Les souhaits d’un enfant concernant l’attribution de l’autorité parentale et l’aménagement du droit de visite doivent être pris en considération lorsque le Tribunal statue sur ces questions, dans la mesure où il s’agit d’une résolution ferme et que l’âge et le développement de l’enfant permettent d’en tenir compte (5A_808/2022 consid. 4.1.2 ; 5A_277/2021 ; 5A_488/2017 ; 5A_469/2018).
- Le Tribunal évitera d’imposer des relations personnelles entre un parent et un enfant adolescent contre la volonté clairement exprimée et répétée de l’enfant (5A_367/2015). Lorsqu’un adolescent refuse tout contact avec un parent, il est plus prudent de gagner la confiance des enfants au moyen de lettres, afin d’établir gentiment ces contacts, et permettre ensuite au parent d’exercer effectivement son droit de visite. En effet, une telle approche par petits pas est plus prometteuse sur le long terme (5A_469/2018).
- On pourra aussi rappeler à l’adolescent-e qui refuse tout contact avec l’un de ses parents qu’il peut en résulter que le parent — qui n’a pas de responsabilité dans le refus de l’enfant et a fait tous les efforts qu’on pouvait attendre pour nouer des relations normales — n’ait plus à payer de contribution dès la majorité de l’enfant (5A_647/2020). Voir le dossier sur l’enfant majeur.
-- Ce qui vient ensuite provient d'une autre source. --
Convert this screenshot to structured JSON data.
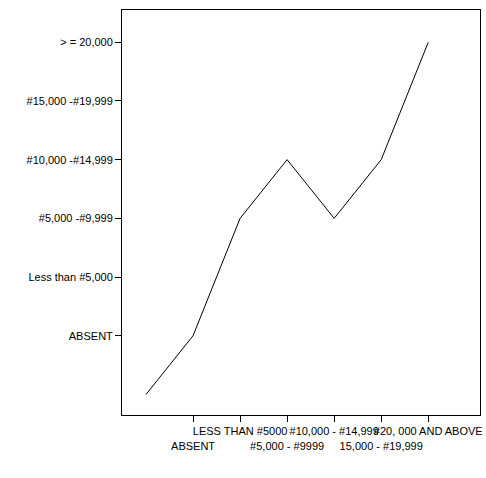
{
  "chart_data": {
    "type": "line",
    "categories": [
      null,
      "ABSENT",
      "LESS THAN #5000",
      "#5,000 - #9999",
      "#10,000 - #14,999",
      "15,000 - #19,999",
      "#20, 000 AND ABOVE"
    ],
    "values": [
      0,
      1,
      3,
      4,
      3,
      4,
      6
    ],
    "color": "#000000",
    "ylim": [
      -0.35,
      6.55
    ],
    "yticks": [
      {
        "value": 1,
        "label": "ABSENT"
      },
      {
        "value": 2,
        "label": "Less than #5,000"
      },
      {
        "value": 3,
        "label": "#5,000 -#9,999"
      },
      {
        "value": 4,
        "label": "#10,000 -#14,999"
      },
      {
        "value": 5,
        "label": "#15,000 -#19,999"
      },
      {
        "value": 6,
        "label": "> = 20,000"
      }
    ],
    "grid": false
  }
}
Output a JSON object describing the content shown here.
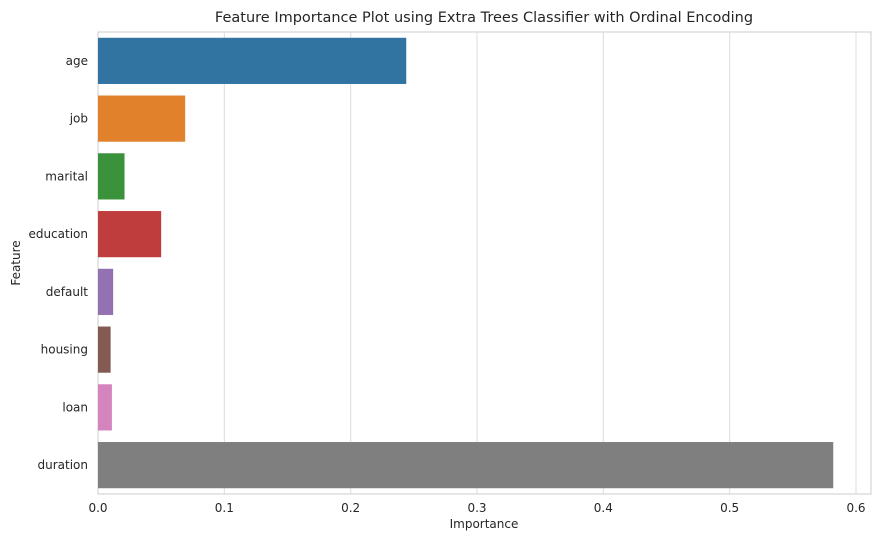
{
  "chart_data": {
    "type": "bar",
    "orientation": "horizontal",
    "title": "Feature Importance Plot using Extra Trees Classifier with Ordinal Encoding",
    "xlabel": "Importance",
    "ylabel": "Feature",
    "xlim": [
      0.0,
      0.6
    ],
    "xticks": [
      "0.0",
      "0.1",
      "0.2",
      "0.3",
      "0.4",
      "0.5",
      "0.6"
    ],
    "grid": "vertical",
    "categories": [
      "age",
      "job",
      "marital",
      "education",
      "default",
      "housing",
      "loan",
      "duration"
    ],
    "values": [
      0.244,
      0.069,
      0.021,
      0.05,
      0.012,
      0.01,
      0.011,
      0.582
    ],
    "colors": [
      "#3274a1",
      "#e1812c",
      "#3a923a",
      "#c03d3e",
      "#9372b2",
      "#845b53",
      "#d684bd",
      "#7f7f7f"
    ]
  }
}
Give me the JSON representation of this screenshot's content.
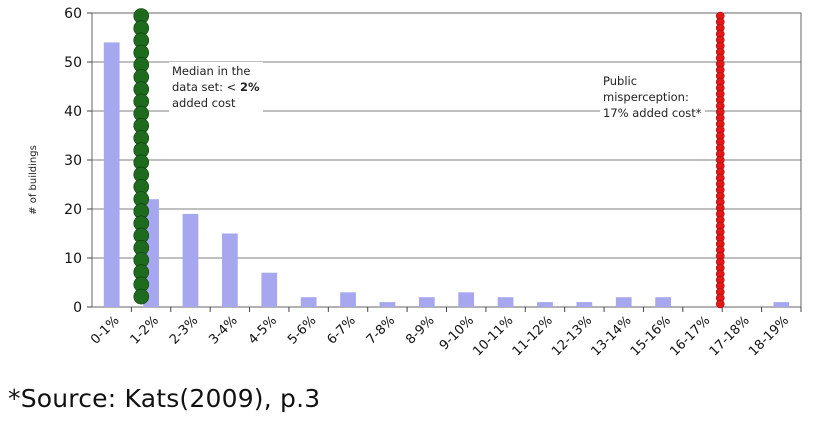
{
  "chart_data": {
    "type": "bar",
    "categories": [
      "0-1%",
      "1-2%",
      "2-3%",
      "3-4%",
      "4-5%",
      "5-6%",
      "6-7%",
      "7-8%",
      "8-9%",
      "9-10%",
      "10-11%",
      "11-12%",
      "12-13%",
      "13-14%",
      "15-16%",
      "16-17%",
      "17-18%",
      "18-19%"
    ],
    "values": [
      54,
      22,
      19,
      15,
      7,
      2,
      3,
      1,
      2,
      3,
      2,
      1,
      1,
      2,
      2,
      0,
      0,
      1
    ],
    "ylabel": "# of buildings",
    "ylim": [
      0,
      60
    ],
    "yticks": [
      0,
      10,
      20,
      30,
      40,
      50,
      60
    ],
    "grid": true,
    "bar_color": "#a7a7f0",
    "reference_lines": [
      {
        "at_category_boundary": 1.25,
        "color": "#1e6b1e",
        "style": "dotted-thick"
      },
      {
        "at_category_boundary": 15.95,
        "color": "#e01818",
        "style": "dotted-thick"
      }
    ],
    "annotations": {
      "median": {
        "line1": "Median in the",
        "line2_prefix": "data set: < ",
        "line2_bold": "2%",
        "line3": "added cost"
      },
      "public": {
        "line1": "Public",
        "line2": "misperception:",
        "line3": "17% added cost*"
      }
    }
  },
  "source_text": "*Source:  Kats(2009),  p.3"
}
- Le Tribunal peut même renoncer à décider des relations personnelles (droit de visite en autre) lorsqu’un adolescent de 13-14 ans s’oppose fermement et régulièrement à tout contact (5A_367/2015).
- Il n’appartient pas à l’enfant — même adolescent — de décider d’avoir ou non des contacts avec le parent non gardien, spécialement lorsque l’attitude négative envers le parent qui n’a pas la garde est essentiellement déterminée par l’attitude de l’autre parent (5A_941/2020).
- L’intérêt de l’enfant prime l’intérêt des parents (5A_277/2021).
- Même des « contacts de mémoire » (Erinnerungskontakte en allemand), pour se rappeler que le père existe, limités à un jour par semestre, peuvent ne pas être ordonnés, vu l’opposition ferme, répétée et constante de deux adolescents de 14 et 17 ans (5A_647/2020).
Pour approfondir sur la question de la volonté de l’enfant, voir l’article (payant) publié en 2023 par Sabrine Brunner et Marie Meierhofer.
Expertise de crédibilité
Lorsqu’un parent accuse l’autre d’actes pénaux envers l’enfant (attouchements sexuels, par exemple), il est fréquent qu’une expertise de crédibilité des déclarations de l’enfant soit ordonnée (par exemple 6B_146/2020).
Ce qui permet souvent d’écarter rapidement des accusations purement malveillantes et infondées (7B_28/2023).
Pour approfondir sur l’expertise de crédibilité, ses conditions et sa portée, voir les articles (payants) de Nathalie Gondois « Place et incidence de l’expertise de crédibilité dans la procédure pénale » (2020), ainsi que « Begutachtung der Glaubhaftigkeit von Kinderaussagen » (2010) de Susanna Niehaus.